The Rainbow Warriors drew a combined 10,265 fans to their two CollegeInsider.com Postseason Tournament appearances at the Stan Sheriff Center, according to figures provided by the school yesterday.

“I thought it was a pretty good bet that our fans would turn out to support the team — and it was,” said Jim Donovan, UH athletic director.

UH is attempting to finish the current fiscal year, which concludes June 30, in the black for only the second time in a decade.

Ticket sales alone, UH said, amounted to more than $170,000, easily covering the approximately $125,000 in expenses incurred hosting the two games and underwriting travel for Portland and the University of San Francisco.

Saturday night’s turnstile crowd of 6,124 that turned out to see UH’s second-round loss to USF was one of the largest for either the 24-team CIT or the 16-team College Basketball Invitational so far this season. Ex-UH coach Riley Wallace, chair of the CIT selection committee said, “Right now Hawaii is probably leading (the CIT) in average attendance at over 5,000 per game.” Wallace said, “Our owner, Joe Dwyer, said Hawaii was a pleasure to work with and they did everything to help the team.”

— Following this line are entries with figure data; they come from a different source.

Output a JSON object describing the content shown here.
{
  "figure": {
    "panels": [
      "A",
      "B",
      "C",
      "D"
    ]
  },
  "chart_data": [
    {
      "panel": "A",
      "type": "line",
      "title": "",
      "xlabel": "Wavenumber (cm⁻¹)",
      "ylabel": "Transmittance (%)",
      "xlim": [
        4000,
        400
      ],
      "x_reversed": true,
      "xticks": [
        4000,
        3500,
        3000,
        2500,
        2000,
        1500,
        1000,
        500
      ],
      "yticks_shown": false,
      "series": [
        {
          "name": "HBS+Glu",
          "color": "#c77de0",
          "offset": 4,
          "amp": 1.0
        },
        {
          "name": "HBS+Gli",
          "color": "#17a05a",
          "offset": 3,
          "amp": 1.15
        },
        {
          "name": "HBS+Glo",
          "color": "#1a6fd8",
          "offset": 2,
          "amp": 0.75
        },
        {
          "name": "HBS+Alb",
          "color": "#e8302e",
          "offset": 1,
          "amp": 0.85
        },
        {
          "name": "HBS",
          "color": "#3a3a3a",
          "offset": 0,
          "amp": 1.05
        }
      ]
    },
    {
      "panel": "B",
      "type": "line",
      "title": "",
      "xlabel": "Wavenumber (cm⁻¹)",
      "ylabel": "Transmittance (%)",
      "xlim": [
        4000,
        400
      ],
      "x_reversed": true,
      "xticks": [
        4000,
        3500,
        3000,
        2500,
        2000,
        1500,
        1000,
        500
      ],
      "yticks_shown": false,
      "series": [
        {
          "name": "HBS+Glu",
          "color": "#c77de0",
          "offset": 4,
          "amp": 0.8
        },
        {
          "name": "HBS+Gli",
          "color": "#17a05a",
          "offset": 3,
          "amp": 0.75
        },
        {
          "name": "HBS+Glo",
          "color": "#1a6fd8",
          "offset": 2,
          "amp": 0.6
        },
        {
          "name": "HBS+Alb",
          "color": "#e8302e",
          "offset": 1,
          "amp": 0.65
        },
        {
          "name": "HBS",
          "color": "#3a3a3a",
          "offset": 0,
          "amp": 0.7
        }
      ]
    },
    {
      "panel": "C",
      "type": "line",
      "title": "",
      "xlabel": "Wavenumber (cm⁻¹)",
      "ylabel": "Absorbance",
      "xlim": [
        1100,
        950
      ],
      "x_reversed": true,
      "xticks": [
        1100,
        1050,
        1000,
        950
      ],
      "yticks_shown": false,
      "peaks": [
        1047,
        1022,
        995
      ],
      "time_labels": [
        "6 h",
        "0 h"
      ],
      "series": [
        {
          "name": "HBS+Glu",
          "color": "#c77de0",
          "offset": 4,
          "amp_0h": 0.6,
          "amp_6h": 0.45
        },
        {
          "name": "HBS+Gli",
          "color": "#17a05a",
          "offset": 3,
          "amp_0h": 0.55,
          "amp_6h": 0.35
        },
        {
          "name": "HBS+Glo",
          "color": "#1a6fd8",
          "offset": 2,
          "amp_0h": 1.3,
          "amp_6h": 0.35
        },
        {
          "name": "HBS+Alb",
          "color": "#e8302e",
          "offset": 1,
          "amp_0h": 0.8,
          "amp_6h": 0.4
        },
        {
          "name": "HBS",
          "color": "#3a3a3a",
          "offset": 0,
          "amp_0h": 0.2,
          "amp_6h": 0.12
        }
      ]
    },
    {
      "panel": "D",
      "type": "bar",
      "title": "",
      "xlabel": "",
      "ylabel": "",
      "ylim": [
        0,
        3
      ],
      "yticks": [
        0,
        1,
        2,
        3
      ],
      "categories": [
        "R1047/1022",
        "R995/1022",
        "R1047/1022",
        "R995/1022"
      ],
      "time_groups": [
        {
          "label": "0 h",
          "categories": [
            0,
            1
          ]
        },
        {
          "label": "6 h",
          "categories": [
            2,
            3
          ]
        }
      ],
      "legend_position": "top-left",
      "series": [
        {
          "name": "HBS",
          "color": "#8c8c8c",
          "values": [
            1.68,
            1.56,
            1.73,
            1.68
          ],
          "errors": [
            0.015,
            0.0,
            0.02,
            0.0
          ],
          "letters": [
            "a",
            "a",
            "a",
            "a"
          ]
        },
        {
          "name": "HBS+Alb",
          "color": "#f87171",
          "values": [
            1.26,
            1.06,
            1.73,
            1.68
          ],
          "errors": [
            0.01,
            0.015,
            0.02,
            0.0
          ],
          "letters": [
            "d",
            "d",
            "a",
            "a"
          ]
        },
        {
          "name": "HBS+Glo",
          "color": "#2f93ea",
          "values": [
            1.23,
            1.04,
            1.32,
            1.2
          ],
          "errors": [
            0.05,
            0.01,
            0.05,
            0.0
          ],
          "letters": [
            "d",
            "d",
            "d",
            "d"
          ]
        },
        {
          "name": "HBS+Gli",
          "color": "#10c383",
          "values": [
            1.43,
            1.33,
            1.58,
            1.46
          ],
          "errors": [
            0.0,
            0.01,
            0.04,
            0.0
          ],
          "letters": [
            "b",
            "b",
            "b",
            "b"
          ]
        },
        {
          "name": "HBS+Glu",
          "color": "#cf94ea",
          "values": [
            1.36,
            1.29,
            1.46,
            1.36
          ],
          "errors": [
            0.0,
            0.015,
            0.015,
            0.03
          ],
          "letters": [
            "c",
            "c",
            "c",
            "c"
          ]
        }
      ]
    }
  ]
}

Boise State lost money on its first-round CBI game with a crowd of “fewer than 2,700,” the Idaho Statesman newspaper reported.

Donovan said he felt it was important for UH to host the CIT games.

“We wanted to keep the players home for academic reasons,” Donovan said. “Plus we wanted to give our seniors, who had never played in a postseason event, an encore and we wanted to thank our fans for their support in hanging in there with the team.”